While predicting a drop of between 10 and 15 percent in its global sales for this year, due to the Covid-19 pandemic, Decathlon is planning to accelerate its investments in omni-channel retailing and the development of certain product categories to improve its chances for a relatively quick recovery. Thanks in part to new store openings, Decathlon grew by 5 percent in 2018 and by just over 9 percent last year, reaching a very high level of €12.5 billion, but representing a slowdown from the double-digit growth rates that it was previously accustomed to.

These were some of the comments made to us by a top executive of the world’s largest sporting goods retailer in reaction to an interesting and detailed analysis of Decathlon’s performance published by Standard and Poor’s (S&P).
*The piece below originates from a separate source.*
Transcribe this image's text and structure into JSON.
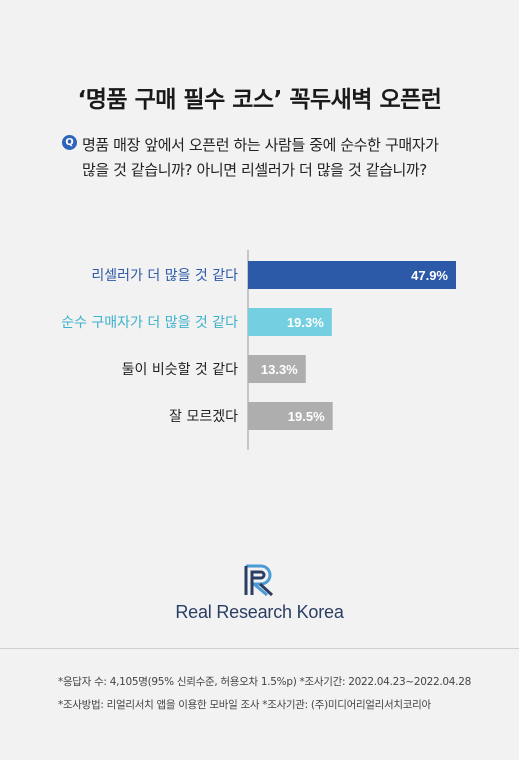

The global rating agency had forecast a drop of between 20 and 25 percent for this year, based on the median of Decathlon’s previous three alternative scenarios, but its sales have been better lately.

Sales are still in slightly negative territory at the company’s numerous stores in China. They have been recovering strongly in Eastern and Northern Europe. They are “back on track” in France, Italy and Spain, with Spain trailing Italy. In particular, sales over the internet, which represented only 7.5 percent of Decathlon’s total sales around the world last year, accounted for about 25 percent of the total worldwide turnover during the month of May and for 20 percent of sales in the first five months of this year, with a strong contribution from China.

As previously reported, many French stores offered a special drive-in click & collect service to customers, giving them the option of placing orders online and getting them delivered by the store’s personnel to their cars in a dedicated parking lot. The same service has been implemented in Belgium, Germany, Spain and Italy.

As reported by S&P, Decathlon has decided to reduce its capital expenditures this year to about €400 million from a planned level of €550-600 million as part of its efforts to save cash. The company’s executive said that there are no plans to enter any new markets around the world in 2020. He said that territorial managers have been asked to delay the opening of new stores wherever it is feasible, and to invest more in digitalization instead.

In another strategic move, Decathlon will strengthen its wide range of private label items, notably in currently fast-growing segments like cycling, fitness and running, as well as in lifestyle clothing and footwear, a relatively new category of sportswear for Decathlon, which is internally defined as “extension of usage.” These and other initiatives are expected to take the company back to last yar’s growth rate by 2022 or sooner, said the executive, supporting S&P’s forecast.

In its analysis, S&P confirmed its honorable A-2 short-term debt rating for Decathlon, but the executive noted that its debt had declined slightly in 2019. S&P has projected that the company’s adjusted Ebitda will decline this year by between €750 million and €850 million from last year’s level of €1.1 billion, reducing the Ebitda margin to 7.1 percent from 12.5 percent in 2019. This would lead the adjusted debt/Ebitda leverage to peak at between 3.0 and 3.5 times in 2020 from 1.3 times in 2019, in spite of considerable planned savings. However, given its strong fundamentals and its attractive business model, Decathlon should return to an adjusted credit ratio of 1.5x to 2.0x by the end of 2021, while reinforcing its market position against financially weaker competitors.

As it controls much of the production of its private label products, Decathlon has the ability to significantly decrease its purchases, reducing its short-term debt. The company has already cut its purchases for the next season by around €1 billion, and the Decathlon executive pointed out that this was done in concert with the suppliers, who have been fully paid in accordance with contractual terms.

Decathlon also expects savings of €750 million in rental costs, personnel and other operating expenses. It has already started to renegotiate contracts with landlords on more favorable terms. Furthermore, Decathlon’s sharehoders have agreed to withhold payment of dividends until earnings go back to pre-Covid-19 levels.

The executive confirmed that Decathlon expanded its commercial paper program in late April to €1 billion from €750 million to cope with the coronavirus pandemic, with the French Central Bank participating with a contribution of up to €490 million (not €560 million as S&P reported), charging normal interest rates.